Latest findings could be good news for 1.3 million victims living in UK
  • @Majid_Mohamed

An aspirin before going to bed might reduce the risk of suffering a heart attack in the morning, new research suggests.

Latest findings could be good news for an estimated 1.3 million victims living in the UK as previous research indicated that heart attacks are more likely and more severe between 6am and midday.

290 heart patients were given the painkiller during a trial and told to take it either upon waking or at bedtime over two periods of three months. At the end of each period, their blood pressure and platelet activity were measured.

Blood pressure was not affected by the treatment of 100mg of aspirin a day, but aspirin taken at night led to a significant reduction in platelet activity. Taking the drug at night made it more difficult for the platelets to stick together in the morning. Platelets are tiny cells in the blood that make it clot. Lowered platelet activity, which peaks in the morning, is likely to result in less blood clotting and a reduced risk of heart attacks.

Lead researcher Dr Tobias Bonten, of Leiden University Medical Centre in the Netherlands, said: “Because higher platelet activity contributes to a higher risk of acute heart events, this simple intervention - switching aspirin intake from morning to bedtime - could be beneficial for the millions of patients with heart disease who take aspirin on a daily basis.”

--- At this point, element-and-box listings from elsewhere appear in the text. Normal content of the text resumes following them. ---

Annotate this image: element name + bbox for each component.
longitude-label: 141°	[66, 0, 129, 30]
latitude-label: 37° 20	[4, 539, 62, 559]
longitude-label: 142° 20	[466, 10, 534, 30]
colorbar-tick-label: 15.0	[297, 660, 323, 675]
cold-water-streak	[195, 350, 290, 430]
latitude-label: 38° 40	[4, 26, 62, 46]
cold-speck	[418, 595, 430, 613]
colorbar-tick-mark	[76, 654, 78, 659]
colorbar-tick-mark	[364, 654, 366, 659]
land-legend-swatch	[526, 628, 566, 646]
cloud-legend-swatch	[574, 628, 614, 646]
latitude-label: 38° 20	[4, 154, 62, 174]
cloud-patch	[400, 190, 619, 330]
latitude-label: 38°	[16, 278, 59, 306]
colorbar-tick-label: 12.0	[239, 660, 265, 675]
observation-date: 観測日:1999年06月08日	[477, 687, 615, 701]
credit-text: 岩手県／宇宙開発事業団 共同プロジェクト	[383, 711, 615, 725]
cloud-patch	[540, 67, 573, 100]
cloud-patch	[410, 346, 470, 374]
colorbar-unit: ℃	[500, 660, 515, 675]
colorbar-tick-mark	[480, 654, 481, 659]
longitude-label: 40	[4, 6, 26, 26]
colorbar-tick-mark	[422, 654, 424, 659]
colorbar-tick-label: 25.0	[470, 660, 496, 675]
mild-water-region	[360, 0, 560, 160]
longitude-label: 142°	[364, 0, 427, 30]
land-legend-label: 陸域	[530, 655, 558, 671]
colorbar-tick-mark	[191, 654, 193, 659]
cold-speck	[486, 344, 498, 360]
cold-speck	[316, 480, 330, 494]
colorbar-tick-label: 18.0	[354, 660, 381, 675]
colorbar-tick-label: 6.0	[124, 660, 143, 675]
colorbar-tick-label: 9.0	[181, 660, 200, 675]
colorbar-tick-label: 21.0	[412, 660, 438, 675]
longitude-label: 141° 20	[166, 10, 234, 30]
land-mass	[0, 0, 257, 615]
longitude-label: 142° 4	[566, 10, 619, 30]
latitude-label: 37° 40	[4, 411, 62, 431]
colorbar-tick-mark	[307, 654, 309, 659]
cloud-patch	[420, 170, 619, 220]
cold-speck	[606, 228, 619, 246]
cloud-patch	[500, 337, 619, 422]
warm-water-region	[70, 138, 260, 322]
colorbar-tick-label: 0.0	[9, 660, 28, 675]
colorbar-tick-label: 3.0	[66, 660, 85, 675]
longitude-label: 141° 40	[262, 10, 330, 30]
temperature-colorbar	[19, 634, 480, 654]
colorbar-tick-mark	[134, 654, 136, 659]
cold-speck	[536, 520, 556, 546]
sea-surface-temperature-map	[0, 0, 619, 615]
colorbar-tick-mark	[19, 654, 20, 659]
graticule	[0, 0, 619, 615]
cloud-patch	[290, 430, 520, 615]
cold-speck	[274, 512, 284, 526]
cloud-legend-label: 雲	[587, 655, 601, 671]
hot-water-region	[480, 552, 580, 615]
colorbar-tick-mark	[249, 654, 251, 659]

The discovery comes just a month after warnings that daily use of aspirin could in some cases lead to complications such as internal bleeding and haemorrhagic stroke. Research in April revealed that small doses of the drug may block the growth and spread of the most virulent strains of breast cancer. Another study last year found that older adults who use aspirin regularly for 10 years or more may have an increased risk of developing an age-related eye disorder that can lead to vision loss.

Today’s findings were presented at the American Heart Association's Scientific Sessions meeting in Dallas, Texas.